Dans un monde très lourd, il est toujours bon d’écouter et de rencontrer des artistes qui prennent le temps de rêver.
Ces artistes, Julien Ribot ne les a peut-être pas écoutés, mais l’auteur de Véga me rappelle des chanteurs tels que Wertheimer, Guy Skornik ou Christopher Laird, qui dans les années septante poussèrent la chanson vers les vagues élégiaques du rêve lucide.
Julien Ribot est un homme de son temps; il offre un voyage total et sans risque de blocages psychologiques sous LSD. En attendant son génial projet de dessin animé aux influences diverses (dont le Topor de la Planète sauvage), Julien Ribot se confie et me donne encore une fois envie de me replonger dans son disque. C’est bon signe non ?

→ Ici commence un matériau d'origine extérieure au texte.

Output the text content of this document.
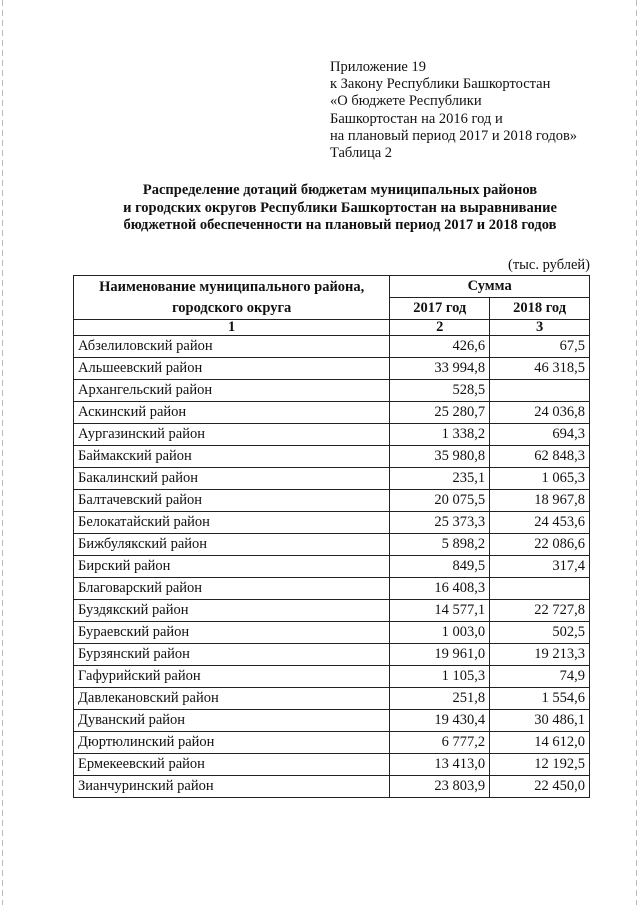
Приложение 19
к Закону Республики Башкортостан
«О бюджете Республики
Башкортостан на 2016 год и
на плановый период 2017 и 2018 годов»
Таблица 2
Распределение дотаций бюджетам муниципальных районов
и городских округов Республики Башкортостан на выравнивание
бюджетной обеспеченности на плановый период 2017 и 2018 годов
(тыс. рублей)
Наименование муниципального района, городского округа	Сумма	
	2017 год	2018 год
1	2	3
Абзелиловский район	426,6	67,5
Альшеевский район	33 994,8	46 318,5
Архангельский район	528,5	
Аскинский район	25 280,7	24 036,8
Аургазинский район	1 338,2	694,3
Баймакский район	35 980,8	62 848,3
Бакалинский район	235,1	1 065,3
Балтачевский район	20 075,5	18 967,8
Белокатайский район	25 373,3	24 453,6
Бижбулякский район	5 898,2	22 086,6
Бирский район	849,5	317,4
Благоварский район	16 408,3	
Буздякский район	14 577,1	22 727,8
Бураевский район	1 003,0	502,5
Бурзянский район	19 961,0	19 213,3
Гафурийский район	1 105,3	74,9
Давлекановский район	251,8	1 554,6
Дуванский район	19 430,4	30 486,1
Дюртюлинский район	6 777,2	14 612,0
Ермекеевский район	13 413,0	12 192,5
Зианчуринский район	23 803,9	22 450,0
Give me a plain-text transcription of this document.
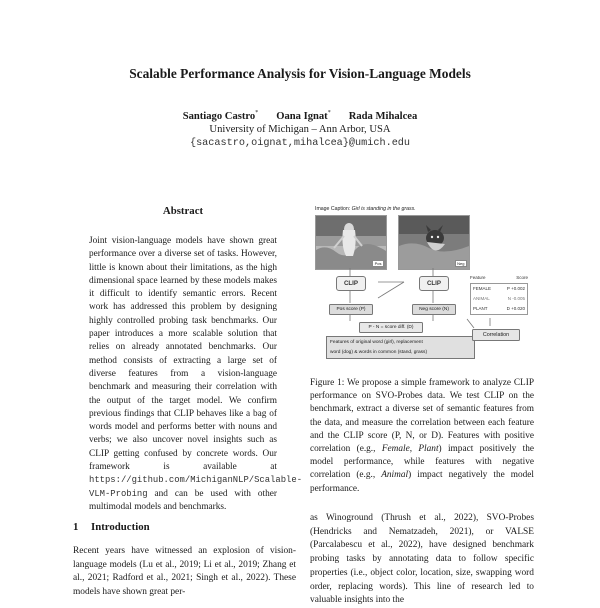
Scalable Performance Analysis for Vision-Language Models
Santiago Castro* Oana Ignat* Rada Mihalcea
University of Michigan – Ann Arbor, USA
{sacastro,oignat,mihalcea}@umich.edu
Abstract
Joint vision-language models have shown great performance over a diverse set of tasks. However, little is known about their limitations, as the high dimensional space learned by these models makes it difficult to identify semantic errors. Recent work has addressed this problem by designing highly controlled probing task benchmarks. Our paper introduces a more scalable solution that relies on already annotated benchmarks. Our method consists of extracting a large set of diverse features from a vision-language benchmark and measuring their correlation with the output of the target model. We confirm previous findings that CLIP behaves like a bag of words model and performs better with nouns and verbs; we also uncover novel insights such as CLIP getting confused by concrete words. Our framework is available at https://github.com/MichiganNLP/Scalable-VLM-Probing and can be used with other multimodal models and benchmarks.
1 Introduction
Recent years have witnessed an explosion of vision-language models (Lu et al., 2019; Li et al., 2019; Zhang et al., 2021; Radford et al., 2021; Singh et al., 2022). These models have shown great per-
Image Caption: Girl is standing in the grass.
Pos	Neg
CLIP	CLIP
Pos score (P)	Neg score (N)
P - N = score diff. (D)
Features of original word (girl), replacement
word (dog) & words in common (stand, grass)
Correlation
Feature	Score
FEMALE	P +0.002
ANIMAL	N -0.005
PLANT	D +0.020
Figure 1: We propose a simple framework to analyze CLIP performance on SVO-Probes data. We test CLIP on the benchmark, extract a diverse set of semantic features from the data, and measure the correlation between each feature and the CLIP score (P, N, or D). Features with positive correlation (e.g., Female, Plant) impact positively the model performance, while features with negative correlation (e.g., Animal) impact negatively the model performance.
as Winoground (Thrush et al., 2022), SVO-Probes (Hendricks and Nematzadeh, 2021), or VALSE (Parcalabescu et al., 2022), have designed benchmark probing tasks by annotating data to follow specific properties (i.e., object color, location, size, swapping word order, replacing words). This line of research led to valuable insights into the
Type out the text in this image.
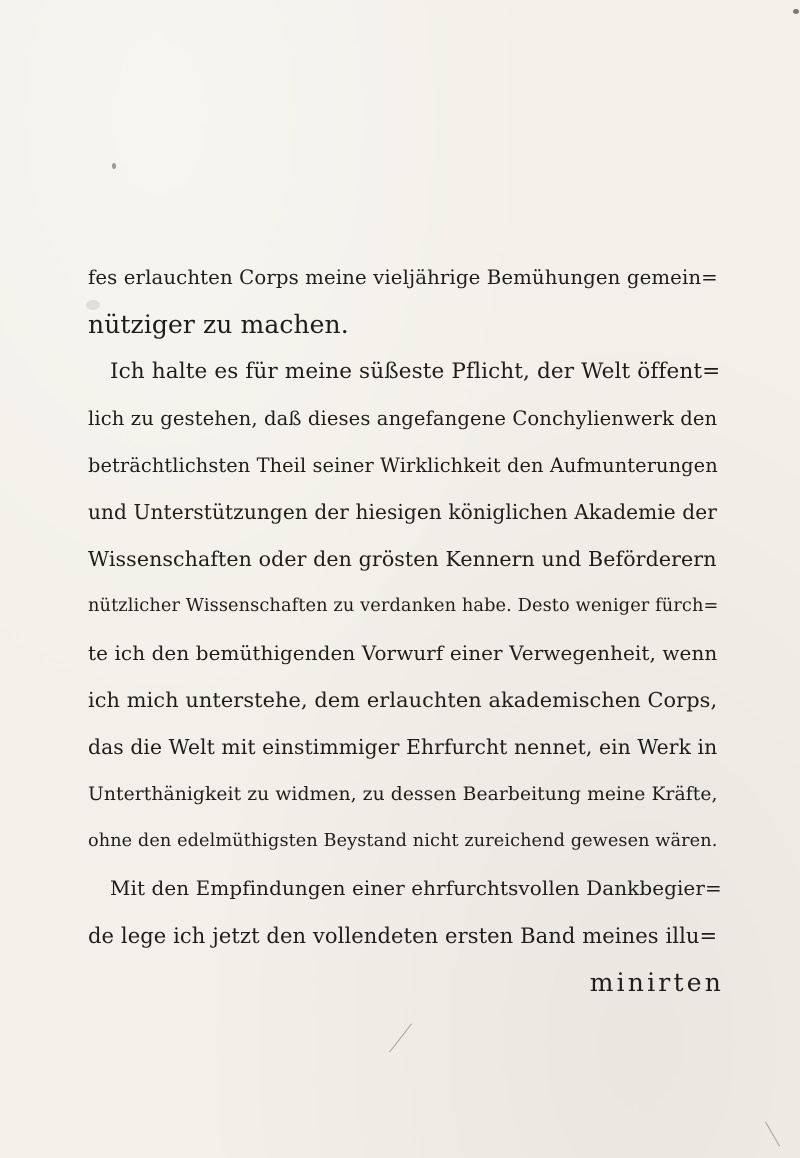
fes erlauchten Corps meine vieljährige Bemühungen gemein=
nütziger zu machen.
Ich halte es für meine süßeste Pflicht, der Welt öffent=
lich zu gestehen, daß dieses angefangene Conchylienwerk den
beträchtlichsten Theil seiner Wirklichkeit den Aufmunterungen
und Unterstützungen der hiesigen königlichen Akademie der
Wissenschaften oder den grösten Kennern und Beförderern
nützlicher Wissenschaften zu verdanken habe. Desto weniger fürch=
te ich den bemüthigenden Vorwurf einer Verwegenheit, wenn
ich mich unterstehe, dem erlauchten akademischen Corps,
das die Welt mit einstimmiger Ehrfurcht nennet, ein Werk in
Unterthänigkeit zu widmen, zu dessen Bearbeitung meine Kräfte,
ohne den edelmüthigsten Beystand nicht zureichend gewesen wären.
Mit den Empfindungen einer ehrfurchtsvollen Dankbegier=
de lege ich jetzt den vollendeten ersten Band meines illu=
minirten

Tu relates des univers étranges parce que le quotidien t’ennuie ? Tu penses quoi des artistes qui chantent la banalité du quotidien ?
Ribot #1 par Muntz TermunchTous les univers fantastiques sont mon quotidien en fait. C’est les livres que je lis, les films que je vais voir, sont finalement une interprétation du quotidien. Pour moi c’est naturel. Souvent on me dit « oh, la, la qu’elle imagination » . Pour moi ce n’est pas ça, tout le monde a cette capacité. J’ai eu la chance de ne pas avoir été confronté à quelque chose de dur dans la vie. Je n’ai pas eu à me focaliser uniquement sur le matériel. Parfois je me dis que mon univers pourrait paraître superficiel ou un peu gamin, mais non…j’ai du mal à dire…c’est mon quotidien voilà. Je ne vais me forcer à écrire des chansons sur mes déambulations dans Paris.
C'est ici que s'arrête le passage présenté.